4. Breastmilk helps you and your baby to sleep.
As adults, our circadian rhythms are directed by a hormone called melatonin, which in turn reacts to the amount of sunlight we are exposed to throughout the day and night. According to the Australian Breastfeeding Association, babies don’t develop a circadian rhythm until around 2 months of age, so breastmilk helps regulate the baby’s melatonin levels (2):
Breastmilk has an amino acid (tryptophan) that is used by the body to make melatonin. Tryptophan levels increase and decrease with a mother’s circadian rhythm, so breastfeeding may help develop a baby’s circadian rhythm.

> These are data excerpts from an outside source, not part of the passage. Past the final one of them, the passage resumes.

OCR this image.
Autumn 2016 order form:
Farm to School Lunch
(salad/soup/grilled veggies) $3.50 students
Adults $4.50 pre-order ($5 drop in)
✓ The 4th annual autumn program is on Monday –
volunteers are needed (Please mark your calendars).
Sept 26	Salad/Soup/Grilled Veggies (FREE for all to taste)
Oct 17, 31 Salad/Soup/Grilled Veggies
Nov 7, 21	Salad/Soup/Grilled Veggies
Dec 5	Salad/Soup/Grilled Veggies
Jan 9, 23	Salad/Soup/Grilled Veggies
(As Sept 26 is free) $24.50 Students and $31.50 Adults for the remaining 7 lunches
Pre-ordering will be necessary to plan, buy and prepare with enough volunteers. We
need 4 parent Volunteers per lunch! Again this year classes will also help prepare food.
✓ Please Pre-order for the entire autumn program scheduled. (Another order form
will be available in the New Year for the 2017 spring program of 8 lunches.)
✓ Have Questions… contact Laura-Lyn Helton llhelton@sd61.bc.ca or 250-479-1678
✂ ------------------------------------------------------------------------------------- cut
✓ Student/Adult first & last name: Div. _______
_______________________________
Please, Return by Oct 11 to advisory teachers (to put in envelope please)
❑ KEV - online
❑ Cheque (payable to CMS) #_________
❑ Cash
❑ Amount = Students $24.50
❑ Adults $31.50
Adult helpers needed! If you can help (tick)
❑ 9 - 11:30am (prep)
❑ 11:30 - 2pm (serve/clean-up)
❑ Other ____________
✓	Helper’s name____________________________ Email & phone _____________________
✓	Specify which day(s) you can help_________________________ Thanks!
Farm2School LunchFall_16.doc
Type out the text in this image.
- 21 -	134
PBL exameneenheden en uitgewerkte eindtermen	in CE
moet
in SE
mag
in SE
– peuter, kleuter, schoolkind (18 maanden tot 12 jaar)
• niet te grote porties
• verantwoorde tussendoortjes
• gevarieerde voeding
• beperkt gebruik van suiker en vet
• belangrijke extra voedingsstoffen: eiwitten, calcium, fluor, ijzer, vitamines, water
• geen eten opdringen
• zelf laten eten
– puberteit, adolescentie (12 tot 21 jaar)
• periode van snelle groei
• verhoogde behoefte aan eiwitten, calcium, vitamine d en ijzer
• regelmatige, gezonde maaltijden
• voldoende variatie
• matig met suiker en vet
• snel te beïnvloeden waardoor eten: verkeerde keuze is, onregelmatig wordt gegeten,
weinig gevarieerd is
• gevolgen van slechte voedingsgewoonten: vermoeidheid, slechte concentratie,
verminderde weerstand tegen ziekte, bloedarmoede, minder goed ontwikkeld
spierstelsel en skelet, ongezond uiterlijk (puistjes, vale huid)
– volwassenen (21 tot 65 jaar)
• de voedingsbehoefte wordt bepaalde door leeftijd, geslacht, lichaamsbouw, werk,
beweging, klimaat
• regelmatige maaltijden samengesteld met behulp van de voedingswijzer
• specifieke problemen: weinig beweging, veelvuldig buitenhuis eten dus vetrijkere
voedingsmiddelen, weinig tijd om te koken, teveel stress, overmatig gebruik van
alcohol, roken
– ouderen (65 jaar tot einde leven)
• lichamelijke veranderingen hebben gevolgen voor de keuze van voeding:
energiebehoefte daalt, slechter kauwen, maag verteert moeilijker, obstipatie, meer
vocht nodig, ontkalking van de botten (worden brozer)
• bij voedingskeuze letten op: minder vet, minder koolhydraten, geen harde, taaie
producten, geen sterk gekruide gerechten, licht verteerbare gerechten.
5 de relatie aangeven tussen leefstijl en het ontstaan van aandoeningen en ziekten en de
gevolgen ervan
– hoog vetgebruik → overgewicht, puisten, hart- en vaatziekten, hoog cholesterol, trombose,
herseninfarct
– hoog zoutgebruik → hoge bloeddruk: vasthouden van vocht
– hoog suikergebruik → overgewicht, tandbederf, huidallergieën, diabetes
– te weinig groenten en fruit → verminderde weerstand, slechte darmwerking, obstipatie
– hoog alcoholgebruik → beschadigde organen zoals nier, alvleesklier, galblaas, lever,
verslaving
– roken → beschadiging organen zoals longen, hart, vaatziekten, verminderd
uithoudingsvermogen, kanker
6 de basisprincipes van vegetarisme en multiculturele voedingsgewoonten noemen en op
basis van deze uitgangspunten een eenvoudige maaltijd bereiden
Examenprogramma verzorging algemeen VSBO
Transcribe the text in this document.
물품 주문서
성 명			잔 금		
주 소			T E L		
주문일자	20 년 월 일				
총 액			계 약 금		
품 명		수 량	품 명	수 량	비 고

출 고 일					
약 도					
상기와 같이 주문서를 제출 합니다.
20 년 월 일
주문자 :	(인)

Breastmilk also helps the breastfeeding mother to sleep. Prolactin and oxytocin are hormones released during breastfeeding which can make the breastfeeding mother feel sleepy. For context, these are the same hormones that can make you feel sleepy after sex.
5. Breastmilk changes flavour according to what the breastfeeding mother has eaten.
No joke, one evening I expressed some milk and then I decided to taste it. It tasted like spag bol, which is what I had eaten for dinner. Skeptics have told me that I just thought it tasted like spag bol because I knew what I had eaten, but my claim is backed up by science.
According to the same article, research shows that this exposure to a range of flavours helps the breastfed babies to be adventurous eaters later on:
breastfed infants are more likely to accept new foods, and more likely to have varied diets as they get older. For instance, research suggests that infants are less likely to become picky eaters later in life (Forestell 2017). And the longer babies breastfeed, the more likely they are to consume vegetables during early childhood (de Wild et al 2018).
Happy World Breastfeeding Week everyone!
- The feedback loop is one of the ways in which expressed breastmilk is not the same as breastmilk straight from nipple to baby. I’m not opposed to expressing in theory (personally I don’t like doing it and don’t see any advantage for my circumstances) but I object when people talk about expressed breastmilk as if it is the same product as direct breastmilk.
- This is another reason why expressed breastmilk is not the same as direct breastmilk. Because I am the obsessive type, once I learned about this, if I did express milk I labelled it with what time of day it was expressed it was as well as the date.